Une crise, il faut bien le dire, inventée par les « démocraties occidentales », en réalité des oligarchies sordides au service du grand capital et de l'industrie d'armement de leurs pays, à commencer par les États-Unis. Malheureusement, la plupart des pays européens se sont résignés à être les eunuques dévoués des présidents américains. C'est pourquoi ils se sont tus lorsque, dans l'un de ses discours, Poutine a demandé combien de bases militaires la Russie possédait à la frontière des États-Unis, que ce soit au sud, le Mexique, ou au nord, le Canada. Ou combien de porte-avions russes se trouvaient devant la baie de San Francisco ou dans les environs de Manhattan. La réponse a été fracassante : pas de bases, pas de porte-avions, rien ! Comment alors justifier une telle asymétrie, dans laquelle une puissante coalition de pays entoure la Russie et le chef de cette organisation criminelle (car il n'y a pas d'autre moyen de qualifier l'OTAN), les États-Unis à travers son président et ses dirigeants politiques (qui sont entraînant de manière irresponsable l'Europe dans une éventuelle guerre dans laquelle aucun des millions de réfugiés ne demandera l'aide des Américains, mais détruira l'équilibre social et culturel européen), stimulent une spirale de violence qui met en péril la paix mondiale.

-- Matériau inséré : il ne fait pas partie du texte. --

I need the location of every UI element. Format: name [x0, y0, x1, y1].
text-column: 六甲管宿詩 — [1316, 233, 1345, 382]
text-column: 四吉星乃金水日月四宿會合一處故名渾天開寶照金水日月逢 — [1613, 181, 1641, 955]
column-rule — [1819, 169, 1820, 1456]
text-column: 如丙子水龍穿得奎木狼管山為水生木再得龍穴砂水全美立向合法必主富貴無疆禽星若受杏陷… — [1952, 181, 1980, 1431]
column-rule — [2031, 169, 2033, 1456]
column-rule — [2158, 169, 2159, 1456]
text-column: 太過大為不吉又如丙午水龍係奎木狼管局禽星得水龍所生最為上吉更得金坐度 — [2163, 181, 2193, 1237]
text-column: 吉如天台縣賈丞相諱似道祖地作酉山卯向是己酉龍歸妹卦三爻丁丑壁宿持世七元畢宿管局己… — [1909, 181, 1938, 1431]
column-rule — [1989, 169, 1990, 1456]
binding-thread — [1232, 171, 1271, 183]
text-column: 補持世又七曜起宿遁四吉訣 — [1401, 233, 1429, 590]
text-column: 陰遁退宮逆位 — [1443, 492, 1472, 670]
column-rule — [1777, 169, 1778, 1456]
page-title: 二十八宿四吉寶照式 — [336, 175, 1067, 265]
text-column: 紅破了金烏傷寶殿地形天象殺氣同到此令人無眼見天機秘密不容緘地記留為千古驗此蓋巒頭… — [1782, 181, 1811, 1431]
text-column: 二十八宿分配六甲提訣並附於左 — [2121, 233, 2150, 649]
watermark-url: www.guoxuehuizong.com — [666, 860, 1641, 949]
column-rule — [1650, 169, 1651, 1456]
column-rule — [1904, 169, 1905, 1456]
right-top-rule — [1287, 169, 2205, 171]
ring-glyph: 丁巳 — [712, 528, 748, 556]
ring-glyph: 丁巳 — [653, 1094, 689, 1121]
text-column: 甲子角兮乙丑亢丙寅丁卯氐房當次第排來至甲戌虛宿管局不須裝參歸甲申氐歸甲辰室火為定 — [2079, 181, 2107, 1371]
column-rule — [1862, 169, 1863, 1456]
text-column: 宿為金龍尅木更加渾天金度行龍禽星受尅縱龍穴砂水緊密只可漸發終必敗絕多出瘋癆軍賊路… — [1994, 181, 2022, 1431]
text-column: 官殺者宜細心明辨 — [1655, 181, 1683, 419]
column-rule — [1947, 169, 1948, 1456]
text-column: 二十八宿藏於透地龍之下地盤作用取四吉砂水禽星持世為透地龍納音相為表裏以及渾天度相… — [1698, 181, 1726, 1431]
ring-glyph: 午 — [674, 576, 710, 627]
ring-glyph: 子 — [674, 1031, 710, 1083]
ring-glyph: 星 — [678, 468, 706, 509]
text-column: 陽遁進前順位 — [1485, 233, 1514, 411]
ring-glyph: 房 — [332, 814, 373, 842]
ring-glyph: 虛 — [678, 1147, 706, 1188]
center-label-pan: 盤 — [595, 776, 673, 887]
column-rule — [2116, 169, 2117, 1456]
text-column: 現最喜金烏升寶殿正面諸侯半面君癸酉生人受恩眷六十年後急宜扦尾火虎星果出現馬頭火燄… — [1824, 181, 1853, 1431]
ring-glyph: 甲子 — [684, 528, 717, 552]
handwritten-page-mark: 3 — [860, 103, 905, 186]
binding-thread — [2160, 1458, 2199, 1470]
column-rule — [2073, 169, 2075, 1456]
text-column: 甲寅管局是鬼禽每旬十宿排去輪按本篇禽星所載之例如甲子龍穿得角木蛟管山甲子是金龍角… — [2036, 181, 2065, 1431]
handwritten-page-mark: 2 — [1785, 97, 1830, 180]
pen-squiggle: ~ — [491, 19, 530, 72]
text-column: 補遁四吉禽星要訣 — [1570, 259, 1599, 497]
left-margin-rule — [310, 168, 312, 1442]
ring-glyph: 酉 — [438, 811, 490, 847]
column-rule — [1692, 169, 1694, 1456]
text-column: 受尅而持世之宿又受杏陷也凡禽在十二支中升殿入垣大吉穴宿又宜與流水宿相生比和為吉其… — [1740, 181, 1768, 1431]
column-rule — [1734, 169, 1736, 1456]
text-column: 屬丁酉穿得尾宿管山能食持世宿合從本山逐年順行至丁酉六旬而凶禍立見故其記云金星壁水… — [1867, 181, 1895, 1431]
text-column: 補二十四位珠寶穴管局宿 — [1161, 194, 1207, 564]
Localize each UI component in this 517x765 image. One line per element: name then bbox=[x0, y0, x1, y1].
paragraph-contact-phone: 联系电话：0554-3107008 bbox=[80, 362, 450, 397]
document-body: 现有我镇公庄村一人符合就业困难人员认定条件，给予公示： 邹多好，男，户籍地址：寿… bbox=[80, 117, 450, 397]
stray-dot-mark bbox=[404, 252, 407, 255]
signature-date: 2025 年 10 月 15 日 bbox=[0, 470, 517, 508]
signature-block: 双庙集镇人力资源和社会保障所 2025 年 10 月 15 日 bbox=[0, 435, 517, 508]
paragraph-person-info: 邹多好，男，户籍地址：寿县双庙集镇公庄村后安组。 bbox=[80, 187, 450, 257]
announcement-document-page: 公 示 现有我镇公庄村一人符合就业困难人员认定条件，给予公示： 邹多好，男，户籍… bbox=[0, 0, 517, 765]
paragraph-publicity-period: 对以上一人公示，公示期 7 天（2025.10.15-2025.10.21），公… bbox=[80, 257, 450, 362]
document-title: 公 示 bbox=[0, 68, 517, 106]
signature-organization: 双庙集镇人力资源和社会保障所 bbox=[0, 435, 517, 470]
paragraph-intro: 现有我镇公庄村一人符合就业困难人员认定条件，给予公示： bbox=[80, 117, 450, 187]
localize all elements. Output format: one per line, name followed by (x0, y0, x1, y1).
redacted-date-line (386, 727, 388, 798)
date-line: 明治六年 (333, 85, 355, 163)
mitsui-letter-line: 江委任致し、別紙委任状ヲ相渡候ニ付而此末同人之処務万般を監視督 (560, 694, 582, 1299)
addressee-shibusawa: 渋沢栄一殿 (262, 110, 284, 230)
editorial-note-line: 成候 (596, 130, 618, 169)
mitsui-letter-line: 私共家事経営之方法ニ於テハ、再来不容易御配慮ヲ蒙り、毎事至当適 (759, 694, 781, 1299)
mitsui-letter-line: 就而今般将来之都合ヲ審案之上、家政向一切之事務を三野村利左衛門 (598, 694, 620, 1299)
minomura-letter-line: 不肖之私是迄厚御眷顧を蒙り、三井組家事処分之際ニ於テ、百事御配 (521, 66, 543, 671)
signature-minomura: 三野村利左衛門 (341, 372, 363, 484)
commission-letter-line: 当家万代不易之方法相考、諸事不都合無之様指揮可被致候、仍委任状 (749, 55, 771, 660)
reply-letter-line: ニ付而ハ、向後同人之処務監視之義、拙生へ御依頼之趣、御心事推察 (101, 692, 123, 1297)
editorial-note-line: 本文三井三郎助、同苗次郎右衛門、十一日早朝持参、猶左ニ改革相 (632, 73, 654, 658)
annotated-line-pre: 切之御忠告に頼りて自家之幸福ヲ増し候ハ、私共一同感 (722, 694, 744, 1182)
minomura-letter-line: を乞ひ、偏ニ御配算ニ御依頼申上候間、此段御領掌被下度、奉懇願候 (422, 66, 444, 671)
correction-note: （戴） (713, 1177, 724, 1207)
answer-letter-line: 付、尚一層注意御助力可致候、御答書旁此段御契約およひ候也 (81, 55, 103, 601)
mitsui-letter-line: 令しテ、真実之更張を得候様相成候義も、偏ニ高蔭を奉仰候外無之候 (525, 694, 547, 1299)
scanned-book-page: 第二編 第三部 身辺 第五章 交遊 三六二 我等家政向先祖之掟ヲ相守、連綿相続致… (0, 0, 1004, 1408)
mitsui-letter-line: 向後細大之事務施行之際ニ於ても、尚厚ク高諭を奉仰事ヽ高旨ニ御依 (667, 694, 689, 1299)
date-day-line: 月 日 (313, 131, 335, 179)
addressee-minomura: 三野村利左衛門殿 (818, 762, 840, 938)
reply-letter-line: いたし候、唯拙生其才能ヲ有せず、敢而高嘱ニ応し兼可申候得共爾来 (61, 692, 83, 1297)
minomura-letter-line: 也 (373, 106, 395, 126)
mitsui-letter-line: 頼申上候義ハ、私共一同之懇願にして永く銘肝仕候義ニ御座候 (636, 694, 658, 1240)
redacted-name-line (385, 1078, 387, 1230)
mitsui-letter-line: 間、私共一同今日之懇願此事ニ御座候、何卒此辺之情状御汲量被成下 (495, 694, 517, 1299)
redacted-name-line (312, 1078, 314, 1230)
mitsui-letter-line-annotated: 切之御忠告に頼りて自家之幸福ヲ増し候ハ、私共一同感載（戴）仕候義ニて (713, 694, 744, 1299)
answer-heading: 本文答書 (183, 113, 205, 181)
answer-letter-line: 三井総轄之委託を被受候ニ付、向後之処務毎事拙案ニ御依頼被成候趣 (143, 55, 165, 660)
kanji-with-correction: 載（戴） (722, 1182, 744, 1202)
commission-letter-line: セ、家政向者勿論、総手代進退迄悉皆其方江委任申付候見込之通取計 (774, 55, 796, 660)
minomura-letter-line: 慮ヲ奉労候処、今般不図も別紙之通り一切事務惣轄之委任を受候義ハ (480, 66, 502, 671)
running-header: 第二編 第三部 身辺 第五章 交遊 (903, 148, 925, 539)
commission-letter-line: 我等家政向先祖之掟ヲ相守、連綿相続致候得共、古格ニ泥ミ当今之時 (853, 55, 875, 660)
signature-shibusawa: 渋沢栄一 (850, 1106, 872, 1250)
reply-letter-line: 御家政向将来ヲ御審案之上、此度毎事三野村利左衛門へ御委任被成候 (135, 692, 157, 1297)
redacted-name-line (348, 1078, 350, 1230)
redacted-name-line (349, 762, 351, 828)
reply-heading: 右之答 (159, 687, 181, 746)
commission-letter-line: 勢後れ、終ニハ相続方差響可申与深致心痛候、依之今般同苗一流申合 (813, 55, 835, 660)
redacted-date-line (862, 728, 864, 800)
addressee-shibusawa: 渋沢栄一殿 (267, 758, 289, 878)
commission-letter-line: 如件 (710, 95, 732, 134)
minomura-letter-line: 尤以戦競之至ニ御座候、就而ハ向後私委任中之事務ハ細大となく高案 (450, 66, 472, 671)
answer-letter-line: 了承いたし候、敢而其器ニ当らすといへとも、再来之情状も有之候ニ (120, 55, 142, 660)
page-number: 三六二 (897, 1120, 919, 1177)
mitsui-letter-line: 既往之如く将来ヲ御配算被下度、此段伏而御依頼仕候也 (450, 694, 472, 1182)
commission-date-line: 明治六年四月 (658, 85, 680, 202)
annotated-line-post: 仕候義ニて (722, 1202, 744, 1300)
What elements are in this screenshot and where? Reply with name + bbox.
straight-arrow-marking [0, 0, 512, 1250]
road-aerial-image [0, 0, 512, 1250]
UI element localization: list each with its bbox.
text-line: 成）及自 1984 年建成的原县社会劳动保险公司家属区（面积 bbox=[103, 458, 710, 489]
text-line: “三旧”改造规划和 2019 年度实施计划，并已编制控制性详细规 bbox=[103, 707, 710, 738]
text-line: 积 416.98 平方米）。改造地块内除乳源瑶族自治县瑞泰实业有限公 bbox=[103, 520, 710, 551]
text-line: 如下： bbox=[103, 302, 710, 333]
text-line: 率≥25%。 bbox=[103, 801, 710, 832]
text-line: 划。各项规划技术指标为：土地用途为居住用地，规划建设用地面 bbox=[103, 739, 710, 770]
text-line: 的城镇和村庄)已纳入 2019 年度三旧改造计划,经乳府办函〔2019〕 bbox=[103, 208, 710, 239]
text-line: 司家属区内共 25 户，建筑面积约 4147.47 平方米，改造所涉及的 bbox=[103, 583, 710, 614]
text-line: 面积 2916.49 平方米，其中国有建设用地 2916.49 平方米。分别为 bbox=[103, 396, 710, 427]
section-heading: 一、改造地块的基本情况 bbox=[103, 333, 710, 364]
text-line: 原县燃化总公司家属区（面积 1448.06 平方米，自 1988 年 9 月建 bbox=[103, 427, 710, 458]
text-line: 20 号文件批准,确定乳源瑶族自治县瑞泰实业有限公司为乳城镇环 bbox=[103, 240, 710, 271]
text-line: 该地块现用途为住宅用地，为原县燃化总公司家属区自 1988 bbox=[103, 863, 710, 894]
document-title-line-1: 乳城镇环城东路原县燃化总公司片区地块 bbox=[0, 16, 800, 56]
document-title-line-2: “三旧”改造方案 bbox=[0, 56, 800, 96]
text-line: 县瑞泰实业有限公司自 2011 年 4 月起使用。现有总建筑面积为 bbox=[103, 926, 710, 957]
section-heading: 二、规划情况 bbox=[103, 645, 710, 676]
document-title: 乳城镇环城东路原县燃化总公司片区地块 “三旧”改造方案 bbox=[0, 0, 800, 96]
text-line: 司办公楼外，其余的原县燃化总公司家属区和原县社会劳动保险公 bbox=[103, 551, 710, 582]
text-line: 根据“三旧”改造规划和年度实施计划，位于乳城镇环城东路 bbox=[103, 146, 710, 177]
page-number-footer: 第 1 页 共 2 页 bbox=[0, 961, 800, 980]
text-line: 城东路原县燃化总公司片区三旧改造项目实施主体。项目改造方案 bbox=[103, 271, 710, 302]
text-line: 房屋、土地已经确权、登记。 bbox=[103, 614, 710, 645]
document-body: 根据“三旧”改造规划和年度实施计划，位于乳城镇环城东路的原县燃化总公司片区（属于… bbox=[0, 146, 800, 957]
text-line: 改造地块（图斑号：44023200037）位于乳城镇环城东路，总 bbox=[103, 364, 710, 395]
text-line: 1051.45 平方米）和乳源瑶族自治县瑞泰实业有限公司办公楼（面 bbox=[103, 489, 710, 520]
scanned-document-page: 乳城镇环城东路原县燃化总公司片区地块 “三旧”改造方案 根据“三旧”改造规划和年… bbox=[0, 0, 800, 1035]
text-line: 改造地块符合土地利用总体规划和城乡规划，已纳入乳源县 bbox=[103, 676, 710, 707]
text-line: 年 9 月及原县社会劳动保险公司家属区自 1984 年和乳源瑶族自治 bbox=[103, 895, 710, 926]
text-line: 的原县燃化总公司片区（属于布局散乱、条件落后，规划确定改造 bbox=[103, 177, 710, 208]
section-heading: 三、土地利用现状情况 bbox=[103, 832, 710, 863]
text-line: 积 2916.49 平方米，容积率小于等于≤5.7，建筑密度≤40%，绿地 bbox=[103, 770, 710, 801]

Il n'y a aucune justification possible pour cette agression dirigée par les États-Unis. Ce n'est que le déclin non dissimulé de leur puissance mondiale qui les amène à parier sur une aventure militaire en Ukraine - qui pourrait déclencher un affrontement thermonucléaire - avec l'argument stupide qu'une guerre victorieuse lui permettrait de retrouver un leadership mondial irrémédiablement érodé et que son les dirigeants hésitent à l'admettre. Malheureusement, le seul homme d'État dans ce jeu macabre est Poutine ; les autres, à commencer par Joe Biden et le clown Boris Johnson (et au-delà), sont des politiciens de ferme qui ont irresponsablement mis le monde au bord d'un holocauste nucléaire, comme Noam Chomsky l'a si souvent mis en garde.
*Atilio A. Boron est professeur de sciences politiques à l'Université de Buenos Aires. Auteur, entre autres livres, de Chouette de Minerve (Voix).
Traduction: Fernando Lima das Neves.
Initialement publié dans le journal Page 12.